The issue, he explained, applies not just to amyloid aggregation, but also to protein interactions in general. “The insurmountable problem has been that protein interactions represent the binding of two large, perfectly matched surfaces,” said Crabtree. “And small molecule drugs are only a tiny fraction of the size of those surfaces. So, even if such small molecules are constructed to bind selectively at a site between two such proteins, they either just squirt out, or the plastic surfaces of the proteins just bind around them.”

In early experiments, Roger Briesewitz, a former member of the Crabtree laboratory and HHMI fellow, who is now on the faculty at Ohio State University, had been engineering the Trojan horse approach to interfere with protein-protein interactions by designing small molecules with two binding sites. One site would bind to the protein whose interaction was to be blocked. And the other site would selectively bind to a much larger protein called a chaperone. Chaperone proteins are ubiquitous in cells and serve as “helper” molecules that guide proteins to their proper functional location in the cell.

Chaperone molecules are so plentiful in the cell that recruiting a fraction of them in such a treatment approach would not compromise their normal function, noted Crabtree.

It was Graef's insight, said Crabtree, that the Trojan horse technique might be ideal to prevent the formation of toxic amyloid aggregates to prevent Alzheimer's disease. “Isabella suggested that we try Aß peptide as a target because it's small enough that a bulky chaperone protein could possibly interfere with amyloid formation from the Aß peptide,” said Crabtree.

To apply the Trojan horse approach, Gestwicki constructed a series of small “linker” molecules that would attach to a molecule called FKBP, a family of chaperone proteins found naturally at high concentrations in the cell. Gestwicki attached the other end of the linker to a molecule called Congo red, which is known to selectively bind to Aß peptide.

In test-tube studies, they found that their Trojan horse molecules did, indeed, block the growth of amyloid aggregates from their Aß peptide components. In particular, they found that the molecules inhibited growth of the shorter amyloid chains, which are believed to be more toxic to neurons.

They also found that by varying the linker molecules, they could optimize the pharmaceutical properties of the Trojan horse assemblage - for example, its ability to penetrate the cell membrane to enter the cell.

In studies of the molecules' effects on amyloid growth in cultures of neurons, the researchers confirmed that the Trojan horse molecules substantially reduced the toxicity of the amyloid by inhibiting growth of the shorter, more toxic chains of the amyloid plaque.

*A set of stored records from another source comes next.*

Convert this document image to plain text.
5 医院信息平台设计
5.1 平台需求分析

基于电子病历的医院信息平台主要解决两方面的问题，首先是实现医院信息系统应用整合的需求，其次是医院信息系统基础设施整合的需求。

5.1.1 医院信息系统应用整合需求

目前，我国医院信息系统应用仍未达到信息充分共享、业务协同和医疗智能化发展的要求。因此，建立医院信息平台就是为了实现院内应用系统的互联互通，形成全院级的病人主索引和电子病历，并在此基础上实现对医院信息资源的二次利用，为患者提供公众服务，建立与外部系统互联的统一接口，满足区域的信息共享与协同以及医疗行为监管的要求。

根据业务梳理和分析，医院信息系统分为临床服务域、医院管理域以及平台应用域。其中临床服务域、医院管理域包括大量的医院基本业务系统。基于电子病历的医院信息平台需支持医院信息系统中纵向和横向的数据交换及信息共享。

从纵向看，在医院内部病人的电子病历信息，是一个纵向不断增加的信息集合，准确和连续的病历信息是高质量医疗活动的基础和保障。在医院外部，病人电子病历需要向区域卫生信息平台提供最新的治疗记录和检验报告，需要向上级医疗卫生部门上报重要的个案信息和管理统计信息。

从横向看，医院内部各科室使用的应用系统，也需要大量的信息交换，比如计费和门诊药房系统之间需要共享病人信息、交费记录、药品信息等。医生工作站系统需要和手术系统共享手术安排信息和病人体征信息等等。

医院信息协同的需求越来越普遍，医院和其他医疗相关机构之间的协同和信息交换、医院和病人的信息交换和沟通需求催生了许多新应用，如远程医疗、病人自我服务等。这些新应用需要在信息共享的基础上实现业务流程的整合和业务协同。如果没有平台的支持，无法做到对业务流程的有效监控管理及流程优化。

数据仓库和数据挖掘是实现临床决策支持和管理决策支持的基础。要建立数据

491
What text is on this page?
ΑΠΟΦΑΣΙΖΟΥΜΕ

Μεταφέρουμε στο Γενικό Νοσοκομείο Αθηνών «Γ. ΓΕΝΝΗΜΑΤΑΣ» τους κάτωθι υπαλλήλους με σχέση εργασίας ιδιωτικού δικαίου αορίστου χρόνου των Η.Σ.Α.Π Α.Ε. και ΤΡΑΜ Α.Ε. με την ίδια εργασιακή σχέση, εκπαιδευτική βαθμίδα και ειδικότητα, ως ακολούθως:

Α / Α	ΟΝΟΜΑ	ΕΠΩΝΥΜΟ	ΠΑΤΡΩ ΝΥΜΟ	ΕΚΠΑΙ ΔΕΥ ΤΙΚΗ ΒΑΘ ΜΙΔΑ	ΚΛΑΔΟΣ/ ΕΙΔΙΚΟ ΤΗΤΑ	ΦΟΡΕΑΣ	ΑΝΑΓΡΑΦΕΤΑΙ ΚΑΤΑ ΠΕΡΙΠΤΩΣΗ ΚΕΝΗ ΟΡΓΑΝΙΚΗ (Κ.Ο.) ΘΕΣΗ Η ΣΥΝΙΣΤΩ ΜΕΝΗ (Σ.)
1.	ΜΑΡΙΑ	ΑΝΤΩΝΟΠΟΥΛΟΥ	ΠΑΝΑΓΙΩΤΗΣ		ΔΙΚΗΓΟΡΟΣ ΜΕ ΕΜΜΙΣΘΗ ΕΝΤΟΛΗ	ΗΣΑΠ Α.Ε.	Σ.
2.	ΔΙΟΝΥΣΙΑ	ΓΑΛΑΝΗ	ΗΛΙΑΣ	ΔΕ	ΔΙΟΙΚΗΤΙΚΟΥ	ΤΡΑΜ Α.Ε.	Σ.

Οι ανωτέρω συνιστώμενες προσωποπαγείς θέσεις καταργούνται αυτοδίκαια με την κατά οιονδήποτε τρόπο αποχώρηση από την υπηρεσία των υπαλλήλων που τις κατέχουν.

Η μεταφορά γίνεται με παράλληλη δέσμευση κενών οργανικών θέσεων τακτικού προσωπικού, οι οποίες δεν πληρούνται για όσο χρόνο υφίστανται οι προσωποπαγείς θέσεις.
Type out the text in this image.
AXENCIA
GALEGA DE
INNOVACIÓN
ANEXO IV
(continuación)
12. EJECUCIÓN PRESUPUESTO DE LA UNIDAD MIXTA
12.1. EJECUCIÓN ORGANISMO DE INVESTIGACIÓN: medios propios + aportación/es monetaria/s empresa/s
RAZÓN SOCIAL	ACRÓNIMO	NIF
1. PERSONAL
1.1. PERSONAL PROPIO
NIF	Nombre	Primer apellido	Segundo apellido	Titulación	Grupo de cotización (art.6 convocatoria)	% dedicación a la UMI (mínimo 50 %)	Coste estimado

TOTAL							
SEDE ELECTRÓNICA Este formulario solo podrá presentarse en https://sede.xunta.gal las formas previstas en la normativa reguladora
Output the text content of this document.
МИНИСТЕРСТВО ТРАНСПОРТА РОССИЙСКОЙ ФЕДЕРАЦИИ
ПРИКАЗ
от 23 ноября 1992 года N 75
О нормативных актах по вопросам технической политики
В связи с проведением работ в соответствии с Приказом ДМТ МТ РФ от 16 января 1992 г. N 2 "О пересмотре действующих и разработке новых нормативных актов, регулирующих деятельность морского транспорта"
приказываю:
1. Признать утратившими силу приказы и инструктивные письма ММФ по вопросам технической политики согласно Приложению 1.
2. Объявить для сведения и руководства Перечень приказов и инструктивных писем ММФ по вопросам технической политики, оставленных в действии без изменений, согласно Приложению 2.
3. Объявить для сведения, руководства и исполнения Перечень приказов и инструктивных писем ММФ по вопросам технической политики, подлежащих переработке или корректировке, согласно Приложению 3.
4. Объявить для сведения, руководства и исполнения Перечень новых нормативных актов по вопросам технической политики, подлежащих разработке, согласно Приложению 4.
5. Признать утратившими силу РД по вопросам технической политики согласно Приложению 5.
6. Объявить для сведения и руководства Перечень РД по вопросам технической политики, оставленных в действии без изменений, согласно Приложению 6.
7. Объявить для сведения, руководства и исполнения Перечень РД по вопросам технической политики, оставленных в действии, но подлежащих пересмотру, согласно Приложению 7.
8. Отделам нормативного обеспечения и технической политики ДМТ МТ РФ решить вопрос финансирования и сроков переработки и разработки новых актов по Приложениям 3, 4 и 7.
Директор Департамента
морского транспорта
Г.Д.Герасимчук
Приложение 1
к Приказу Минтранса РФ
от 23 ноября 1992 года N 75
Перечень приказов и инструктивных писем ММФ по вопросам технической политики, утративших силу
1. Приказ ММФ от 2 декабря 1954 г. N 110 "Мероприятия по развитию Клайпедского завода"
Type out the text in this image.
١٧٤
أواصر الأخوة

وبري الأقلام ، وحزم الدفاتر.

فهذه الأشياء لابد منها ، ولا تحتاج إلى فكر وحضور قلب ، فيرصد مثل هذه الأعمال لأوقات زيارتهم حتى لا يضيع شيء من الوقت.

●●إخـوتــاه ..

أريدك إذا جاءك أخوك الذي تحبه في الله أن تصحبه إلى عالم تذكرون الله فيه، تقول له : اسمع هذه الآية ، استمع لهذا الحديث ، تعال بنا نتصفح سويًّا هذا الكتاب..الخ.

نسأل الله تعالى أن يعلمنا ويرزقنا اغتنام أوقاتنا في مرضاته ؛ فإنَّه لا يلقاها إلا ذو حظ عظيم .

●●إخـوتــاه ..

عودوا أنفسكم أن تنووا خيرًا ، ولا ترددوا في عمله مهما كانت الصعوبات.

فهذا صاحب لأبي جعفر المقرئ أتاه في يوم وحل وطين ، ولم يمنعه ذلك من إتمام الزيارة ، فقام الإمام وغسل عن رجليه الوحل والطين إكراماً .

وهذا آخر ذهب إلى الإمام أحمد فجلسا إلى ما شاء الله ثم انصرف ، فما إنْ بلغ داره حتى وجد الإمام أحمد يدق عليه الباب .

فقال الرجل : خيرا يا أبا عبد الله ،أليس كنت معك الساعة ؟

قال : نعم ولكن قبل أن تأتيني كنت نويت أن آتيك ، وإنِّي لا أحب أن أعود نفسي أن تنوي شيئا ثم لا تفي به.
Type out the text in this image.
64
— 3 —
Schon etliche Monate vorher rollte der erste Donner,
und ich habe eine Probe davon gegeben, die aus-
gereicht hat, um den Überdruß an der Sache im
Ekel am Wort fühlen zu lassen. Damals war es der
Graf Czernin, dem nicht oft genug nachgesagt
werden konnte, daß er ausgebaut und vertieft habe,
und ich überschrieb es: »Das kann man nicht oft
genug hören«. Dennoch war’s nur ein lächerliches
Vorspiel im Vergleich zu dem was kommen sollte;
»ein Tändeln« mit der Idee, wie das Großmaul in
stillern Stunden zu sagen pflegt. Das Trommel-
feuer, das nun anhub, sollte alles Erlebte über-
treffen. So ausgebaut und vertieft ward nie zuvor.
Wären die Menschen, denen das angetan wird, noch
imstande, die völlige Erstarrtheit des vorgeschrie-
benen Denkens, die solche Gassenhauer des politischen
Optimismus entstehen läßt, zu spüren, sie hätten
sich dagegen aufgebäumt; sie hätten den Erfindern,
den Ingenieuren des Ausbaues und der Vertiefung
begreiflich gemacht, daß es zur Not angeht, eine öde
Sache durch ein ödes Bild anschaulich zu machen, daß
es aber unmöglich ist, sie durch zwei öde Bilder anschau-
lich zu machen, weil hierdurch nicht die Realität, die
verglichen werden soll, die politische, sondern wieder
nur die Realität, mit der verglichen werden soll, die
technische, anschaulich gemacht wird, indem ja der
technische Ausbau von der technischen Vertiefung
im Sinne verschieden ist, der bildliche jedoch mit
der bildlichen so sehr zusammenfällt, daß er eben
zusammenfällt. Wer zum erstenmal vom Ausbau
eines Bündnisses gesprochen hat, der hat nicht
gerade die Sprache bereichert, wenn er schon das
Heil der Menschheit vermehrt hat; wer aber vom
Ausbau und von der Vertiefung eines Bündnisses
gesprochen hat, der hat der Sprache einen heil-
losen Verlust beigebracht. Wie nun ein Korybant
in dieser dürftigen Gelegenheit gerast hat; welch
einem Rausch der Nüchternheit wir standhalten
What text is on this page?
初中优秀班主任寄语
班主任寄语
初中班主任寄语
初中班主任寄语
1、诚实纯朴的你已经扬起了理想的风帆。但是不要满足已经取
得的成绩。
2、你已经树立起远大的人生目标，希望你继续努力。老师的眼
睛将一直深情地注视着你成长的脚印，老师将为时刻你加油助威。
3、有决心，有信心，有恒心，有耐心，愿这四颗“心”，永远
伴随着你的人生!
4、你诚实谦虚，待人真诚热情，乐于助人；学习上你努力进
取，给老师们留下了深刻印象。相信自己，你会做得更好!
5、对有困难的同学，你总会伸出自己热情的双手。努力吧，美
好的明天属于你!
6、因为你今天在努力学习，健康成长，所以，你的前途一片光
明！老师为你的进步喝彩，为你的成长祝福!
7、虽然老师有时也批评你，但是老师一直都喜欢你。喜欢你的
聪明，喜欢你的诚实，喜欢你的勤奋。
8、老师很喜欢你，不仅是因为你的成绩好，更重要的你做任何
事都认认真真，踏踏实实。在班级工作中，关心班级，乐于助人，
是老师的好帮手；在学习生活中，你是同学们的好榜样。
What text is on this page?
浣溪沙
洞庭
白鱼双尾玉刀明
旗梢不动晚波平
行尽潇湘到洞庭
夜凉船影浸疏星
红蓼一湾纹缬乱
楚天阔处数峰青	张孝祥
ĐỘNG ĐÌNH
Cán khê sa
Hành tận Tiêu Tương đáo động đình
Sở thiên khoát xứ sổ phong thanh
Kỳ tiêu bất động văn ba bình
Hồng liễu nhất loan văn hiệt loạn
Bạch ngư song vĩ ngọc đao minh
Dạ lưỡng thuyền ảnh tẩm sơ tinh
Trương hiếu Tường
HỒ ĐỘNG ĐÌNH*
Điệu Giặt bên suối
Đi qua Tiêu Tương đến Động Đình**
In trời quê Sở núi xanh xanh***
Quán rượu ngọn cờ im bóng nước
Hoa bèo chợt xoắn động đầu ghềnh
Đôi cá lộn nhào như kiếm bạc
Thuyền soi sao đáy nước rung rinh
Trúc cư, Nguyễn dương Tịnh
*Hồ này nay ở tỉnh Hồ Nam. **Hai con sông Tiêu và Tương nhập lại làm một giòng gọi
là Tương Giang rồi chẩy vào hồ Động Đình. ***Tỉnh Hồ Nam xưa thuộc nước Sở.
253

With a second round of optimization, the scientists achieved even better results “In fact,” said Crabtree, “we achieved much better protective effects than have been achieved by pharmaceutical companies and by other academic groups using other approaches to inhibiting Aß aggregation.”

The next step will be to test the Trojan horse molecules on mouse models of Alzheimer's disease, to determine whether the molecules have a clinical effect on progression of the disease.

Crabtree said that the Trojan horse approach might complement other treatments being tested for Alzheimer's disease. These include anti-inflammatory treatments to prevent neuronal cell death from toxic aggregates, inhibitors of aberrant molecular signaling pathways in Alzheimer's, and vaccines to trigger antibodies to rid the brain of plaque.

Crabtree also speculated that his group's approach could be applied widely to other clinically important protein-protein interactions, such as interfering with protein enzymes critical to replication of HIV.

“HIV proteins are difficult drug targets because they can mutate rapidly to render small-molecule inhibitors inefficient,” he said. “Such drugs typically bind only to a few amino acids in the protein, which the virus can easily alter by mutation. But in our approach, we could distribute the binding over a large protein-protein interaction surface, which would be far more difficult for the virus to block by mutations affecting single amino acids.”